Ya quisieran los Tarantino o los Coen hacer una peli como "Comanchería"

   


   Hubiera pagado por verla de nuevo nada más salir del cine, sólo que era la última sesión de un día que esta peli hizo también maravilloso. Ha pasado casi desapercibida en la movida de los Oscar y en la información sobre cine de los media, es decir, han arrojado paletadas de silencio sobre esta película extraordinaria. ¿Por qué? Un absorbente drama, atiborrado de referencias cinematográficas implícitas pero a la vez actualizadas de forma original y vivísima, ambientado en la América profunda, sobre dos hermanos, blancos, que van atracando sucursales para evitar que el Banco se quede con el rancho familiar tras la muerte de su madre, y dos policías que a distancia les siguen.
   Excelente la estudiada composición de los cuatro personajes centrales, la riqueza de ese juego de oposiciones y complicidades, de soledades y de compañías que entre ellos se dan, su profunda humanidad, sus poliédricas razones, sus dolientes sentires.  Logradísimos los diálogos, tan afilados como inteligentes, al servicio siempre de la historia. Asombrosa la brillantez del guión y de la dirección para a la vez mostrar y expresar tantísimas facetas del presente: drama íntimo y social a la vez, el elemento humano y sus dilemas, las absorbentes minorías étnicas y sus mutuos prejuicios, su comedia y su tragedia, y la inmensidad del paisaje, esas inabarcables llanuras en toda su desolación y  grandiosidad. Portentosa la medidísima concatenación, trenzada con preciosas músicas, de los ritmos en la historia, que alternan la pura acción con el remanso de la misma, y las transiciones entre una y otra, para que más hondamente se pose así todo en el entendimiento del espectador. Una muy fina y artística mano en la composición de los encuadres, a menudo en hermosísimos tonos ocres sucios, que nos remiten a los mejores pintores y fotógrafos norteamericanos de la Depresión y la Posguerra, muy pertinentes con la historia y que sin guiño  de virguería auto-ombliguista se nos ofrecen uno tras otro. Imágenes de una resonancia artística y sentimental poderosísima, sin pecar nunca de enfáticas.

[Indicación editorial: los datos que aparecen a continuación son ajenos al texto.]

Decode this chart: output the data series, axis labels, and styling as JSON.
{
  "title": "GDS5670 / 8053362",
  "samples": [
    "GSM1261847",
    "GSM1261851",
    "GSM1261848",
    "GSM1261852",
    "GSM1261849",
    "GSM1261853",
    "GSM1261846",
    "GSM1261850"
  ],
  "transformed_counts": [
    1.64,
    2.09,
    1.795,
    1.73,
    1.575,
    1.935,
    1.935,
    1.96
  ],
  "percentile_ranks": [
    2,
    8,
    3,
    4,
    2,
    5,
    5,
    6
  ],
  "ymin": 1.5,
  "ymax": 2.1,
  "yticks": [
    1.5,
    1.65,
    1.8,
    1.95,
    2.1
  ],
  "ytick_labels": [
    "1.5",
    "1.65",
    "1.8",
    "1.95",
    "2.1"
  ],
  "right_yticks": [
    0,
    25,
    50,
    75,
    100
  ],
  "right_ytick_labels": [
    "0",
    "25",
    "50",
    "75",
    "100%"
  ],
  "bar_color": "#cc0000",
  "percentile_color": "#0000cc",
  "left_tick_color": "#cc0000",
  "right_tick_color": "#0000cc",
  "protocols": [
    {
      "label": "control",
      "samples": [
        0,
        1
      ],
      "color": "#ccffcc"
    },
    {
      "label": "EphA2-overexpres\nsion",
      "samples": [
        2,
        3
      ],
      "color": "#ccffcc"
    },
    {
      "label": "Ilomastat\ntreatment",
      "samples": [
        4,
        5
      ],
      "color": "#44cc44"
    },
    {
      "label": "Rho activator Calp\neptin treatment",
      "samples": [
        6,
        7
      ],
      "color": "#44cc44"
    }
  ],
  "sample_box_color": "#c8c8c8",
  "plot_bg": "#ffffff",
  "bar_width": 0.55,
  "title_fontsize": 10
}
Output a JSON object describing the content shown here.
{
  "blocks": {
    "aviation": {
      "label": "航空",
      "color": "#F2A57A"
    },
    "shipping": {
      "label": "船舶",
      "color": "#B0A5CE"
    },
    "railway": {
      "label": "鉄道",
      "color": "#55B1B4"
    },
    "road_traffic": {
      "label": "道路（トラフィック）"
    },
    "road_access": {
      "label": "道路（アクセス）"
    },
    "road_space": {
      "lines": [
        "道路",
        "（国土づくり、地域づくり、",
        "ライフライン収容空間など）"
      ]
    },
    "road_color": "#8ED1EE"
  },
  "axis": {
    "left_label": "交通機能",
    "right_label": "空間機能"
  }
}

   Reflejo crudo de la violencia actual, claro, pero no regodeándose en ella, como Tarantino o los Coen, no haciendo de la misma un espectáculo o un cebo viscoso y facilongo sobre el que afirmar una dudosa autoría; antes al contrario, adoptando ante ella no una actitud sermoneadora pero sí ética: el diálogo final inscribe de forma tan nítida como expresiva las consecuencias fatales que inexorablemente comporta la violencia, la amenaza de deshumanización que siempre encierra su desatarse, la apremiante necesidad en quienes la ejercitaron –legal, arbitraria o necesariamente- de hallar paz en sus conciencias, pues sin dudas ni remordimientos ante ella, no hay ya humanidad. Muy grande, pues, esta “Comanchería”. ¿Por qué ha pasado tan injustamente minusvalorada?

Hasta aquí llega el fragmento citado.